Egypt will halt military trials for civilians once the state of emergency has been lifted, Adel Morsy, the top official at Egypt's military judiciary, said on Monday.
Egypt's ruling Supreme Council of the Armed Forces (SCAF) had vowed to abrogate the notorious Emergency Law once the country's security situation improves in a way that guarantees fair presidential elections.
Cancelling the Emergency Law was a key demand of anti-government protesters under Hosni Mubarak’s rule. The SCAF say they are considering cancelling it.
But human rights groups argue that actions speak louder than words and note that thousands of Egyptians have been put before military tribunals in the months since the January uprising. That is more, they say, than during the whole of Mubarak's 29-year rule.

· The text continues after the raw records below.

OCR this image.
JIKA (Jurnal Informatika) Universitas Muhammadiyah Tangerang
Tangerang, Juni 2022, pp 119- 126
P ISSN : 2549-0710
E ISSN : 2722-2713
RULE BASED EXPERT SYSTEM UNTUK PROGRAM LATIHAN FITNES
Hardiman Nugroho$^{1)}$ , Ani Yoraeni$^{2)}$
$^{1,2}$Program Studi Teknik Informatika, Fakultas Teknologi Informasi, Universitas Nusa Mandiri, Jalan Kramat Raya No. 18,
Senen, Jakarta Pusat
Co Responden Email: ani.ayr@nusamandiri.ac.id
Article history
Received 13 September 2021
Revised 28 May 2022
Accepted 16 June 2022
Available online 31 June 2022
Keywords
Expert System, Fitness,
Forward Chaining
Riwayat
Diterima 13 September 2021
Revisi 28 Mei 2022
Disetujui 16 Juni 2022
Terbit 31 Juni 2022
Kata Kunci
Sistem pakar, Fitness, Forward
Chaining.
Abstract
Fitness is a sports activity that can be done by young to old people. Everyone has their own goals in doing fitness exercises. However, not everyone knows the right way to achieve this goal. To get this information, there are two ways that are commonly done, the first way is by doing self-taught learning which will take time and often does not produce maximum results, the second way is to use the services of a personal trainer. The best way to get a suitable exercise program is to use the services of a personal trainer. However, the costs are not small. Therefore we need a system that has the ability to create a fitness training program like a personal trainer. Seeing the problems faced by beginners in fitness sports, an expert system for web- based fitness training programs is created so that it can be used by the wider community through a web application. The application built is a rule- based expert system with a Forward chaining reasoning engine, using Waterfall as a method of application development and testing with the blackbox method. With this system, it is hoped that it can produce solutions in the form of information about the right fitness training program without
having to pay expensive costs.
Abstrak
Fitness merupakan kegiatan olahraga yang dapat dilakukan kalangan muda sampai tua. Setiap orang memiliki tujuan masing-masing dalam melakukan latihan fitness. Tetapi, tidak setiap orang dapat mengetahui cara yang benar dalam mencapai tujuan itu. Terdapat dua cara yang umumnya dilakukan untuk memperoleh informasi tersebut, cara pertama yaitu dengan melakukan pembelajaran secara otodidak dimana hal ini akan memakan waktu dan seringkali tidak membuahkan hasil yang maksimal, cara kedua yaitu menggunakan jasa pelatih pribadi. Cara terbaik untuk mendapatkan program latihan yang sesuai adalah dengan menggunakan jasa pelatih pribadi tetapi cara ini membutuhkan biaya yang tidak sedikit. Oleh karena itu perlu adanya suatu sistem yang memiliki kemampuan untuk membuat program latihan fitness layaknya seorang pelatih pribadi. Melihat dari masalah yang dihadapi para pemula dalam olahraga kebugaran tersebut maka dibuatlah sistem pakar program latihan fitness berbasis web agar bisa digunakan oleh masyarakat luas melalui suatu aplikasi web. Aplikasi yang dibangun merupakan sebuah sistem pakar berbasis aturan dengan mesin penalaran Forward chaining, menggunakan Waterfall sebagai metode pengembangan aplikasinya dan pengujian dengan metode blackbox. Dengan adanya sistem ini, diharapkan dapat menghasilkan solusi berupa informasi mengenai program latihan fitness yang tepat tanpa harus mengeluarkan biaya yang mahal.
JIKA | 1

The government counters that the military courts, which under Emergency Law are allowed to try civilians, are now being used only for common criminals who undermined national security during the political unrest.
Egypt's Emergency Law empowers the president or his representative to refer civilians suspected of felonies to a military court.
Morsy claimed on Monday that the military judiciary is currently handling cases of molestation, thuggery, and weapons possession, attributing the referral of such cases to military courts to the circumstances that followed the January uprising.
He said that the number of cases handled by military courts between 28 January and 28 August was 3863, involving 11,879 defendants, of whom 795 were acquitted.